Neurofeedback, commonly referred to as brain training, employs EEG technology to measure and train brainwave activity. Often, stressed individuals exhibit excessive beta activity in their brain. The objective of neurofeedback is to train the brain to reduce this beta activity, and in doing so, reduce the power associated with it.

This approach operates on a reward system principle. Whether you have a single electrode or multiple ones placed on your head in a clinic, you typically interface with a screen displaying a movie or video. When the brain produces the desired level of beta activity for the individual, a reward is given.
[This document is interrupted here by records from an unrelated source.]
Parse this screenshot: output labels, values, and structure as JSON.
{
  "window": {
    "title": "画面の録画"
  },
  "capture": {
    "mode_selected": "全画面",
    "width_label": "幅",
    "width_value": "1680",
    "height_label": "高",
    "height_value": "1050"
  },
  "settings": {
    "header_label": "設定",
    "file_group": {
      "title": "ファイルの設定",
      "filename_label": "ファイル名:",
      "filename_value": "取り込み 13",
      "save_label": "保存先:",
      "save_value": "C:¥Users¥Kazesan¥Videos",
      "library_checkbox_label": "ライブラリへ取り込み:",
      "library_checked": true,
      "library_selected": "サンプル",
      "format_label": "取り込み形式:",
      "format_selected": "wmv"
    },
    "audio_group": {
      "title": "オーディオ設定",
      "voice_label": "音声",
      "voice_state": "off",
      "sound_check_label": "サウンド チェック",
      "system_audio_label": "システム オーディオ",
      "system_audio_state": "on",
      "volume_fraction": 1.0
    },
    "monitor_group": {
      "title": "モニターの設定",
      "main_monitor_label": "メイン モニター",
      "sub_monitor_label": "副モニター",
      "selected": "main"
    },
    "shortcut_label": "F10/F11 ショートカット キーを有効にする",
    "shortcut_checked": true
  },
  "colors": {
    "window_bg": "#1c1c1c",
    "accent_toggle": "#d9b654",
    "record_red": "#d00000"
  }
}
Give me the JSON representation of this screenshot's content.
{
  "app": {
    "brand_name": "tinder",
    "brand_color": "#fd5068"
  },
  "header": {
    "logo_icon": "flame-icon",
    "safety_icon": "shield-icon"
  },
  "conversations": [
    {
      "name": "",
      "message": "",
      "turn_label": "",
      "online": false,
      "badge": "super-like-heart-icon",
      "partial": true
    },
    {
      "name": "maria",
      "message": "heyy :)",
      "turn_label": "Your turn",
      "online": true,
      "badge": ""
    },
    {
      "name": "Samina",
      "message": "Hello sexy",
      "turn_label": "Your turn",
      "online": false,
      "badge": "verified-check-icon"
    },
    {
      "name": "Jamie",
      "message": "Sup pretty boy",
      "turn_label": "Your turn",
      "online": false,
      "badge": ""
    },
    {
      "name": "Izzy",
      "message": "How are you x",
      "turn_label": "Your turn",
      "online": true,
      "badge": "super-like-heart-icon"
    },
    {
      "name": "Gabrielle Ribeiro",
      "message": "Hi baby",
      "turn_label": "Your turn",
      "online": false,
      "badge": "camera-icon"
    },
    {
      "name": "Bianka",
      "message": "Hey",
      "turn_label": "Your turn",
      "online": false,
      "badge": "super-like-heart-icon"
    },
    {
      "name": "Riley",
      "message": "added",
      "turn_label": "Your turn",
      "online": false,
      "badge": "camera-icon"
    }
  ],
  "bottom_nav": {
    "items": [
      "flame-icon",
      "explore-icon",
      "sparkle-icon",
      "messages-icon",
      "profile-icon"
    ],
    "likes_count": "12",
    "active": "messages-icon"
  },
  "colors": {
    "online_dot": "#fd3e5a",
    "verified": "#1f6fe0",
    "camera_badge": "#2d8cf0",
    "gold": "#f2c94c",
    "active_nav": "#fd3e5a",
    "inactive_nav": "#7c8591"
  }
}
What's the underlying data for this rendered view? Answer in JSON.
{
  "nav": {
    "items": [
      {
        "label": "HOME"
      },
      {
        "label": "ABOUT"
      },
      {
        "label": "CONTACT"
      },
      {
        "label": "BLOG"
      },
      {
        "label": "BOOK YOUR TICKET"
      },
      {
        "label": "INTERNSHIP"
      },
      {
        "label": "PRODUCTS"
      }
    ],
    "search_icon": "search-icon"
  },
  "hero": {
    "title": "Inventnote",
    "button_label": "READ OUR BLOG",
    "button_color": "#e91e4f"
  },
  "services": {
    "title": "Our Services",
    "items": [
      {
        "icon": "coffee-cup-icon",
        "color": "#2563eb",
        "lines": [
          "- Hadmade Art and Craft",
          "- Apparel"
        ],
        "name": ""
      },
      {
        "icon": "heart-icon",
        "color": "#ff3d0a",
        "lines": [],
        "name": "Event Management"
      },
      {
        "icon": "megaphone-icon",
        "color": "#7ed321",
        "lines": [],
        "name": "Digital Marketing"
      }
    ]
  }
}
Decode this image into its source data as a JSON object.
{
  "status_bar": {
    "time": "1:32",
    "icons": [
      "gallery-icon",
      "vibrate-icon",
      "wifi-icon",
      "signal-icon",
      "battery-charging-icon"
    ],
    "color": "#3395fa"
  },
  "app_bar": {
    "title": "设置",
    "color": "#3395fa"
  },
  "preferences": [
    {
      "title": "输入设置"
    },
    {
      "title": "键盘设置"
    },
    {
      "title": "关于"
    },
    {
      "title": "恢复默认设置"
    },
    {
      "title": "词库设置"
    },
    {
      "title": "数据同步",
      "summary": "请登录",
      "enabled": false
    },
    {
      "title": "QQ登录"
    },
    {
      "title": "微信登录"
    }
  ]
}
For instance, the video continues to play. However, when the beta activity spikes too high, exceeding the pre-set parameters in the software, the sensor detects this change and the video pauses. This interruption acts as feedback, signaling to the user that their brain is working too hard.

Once the beta activity returns to the desired range, the reward – the resumption of the video – is reinstated. Through this repetitive feedback process, the brain starts to recognize the conditions for receiving rewards. Over time, it instinctively learns to spend more time in the state that grants rewards and less time in states that don’t.

Does your breathing improve because you’re in the zone or are you in the zone because of your breathing?  

Consider this as a cycle, illustrating the distinction between traditional biofeedback techniques, such as controlled breathing, and neurofeedback methods involving brainwave modulation. While you can’t consciously control your brainwaves, you do have direct control over your breathing.

Your autonomic nervous system is receptive to various inputs and reacts accordingly. For instance, when you encounter an environment provoking fear or stress, your body responds physiologically. Similarly, your breathing patterns trigger physiological responses.

By being intentional with your breathing, you can induce calming signals throughout your nervous system. This act counteracts any environmental stress you might be experiencing. It’s a balancing act, and our focus is on highlighting what you can control and how you can positively influence your bodily systems.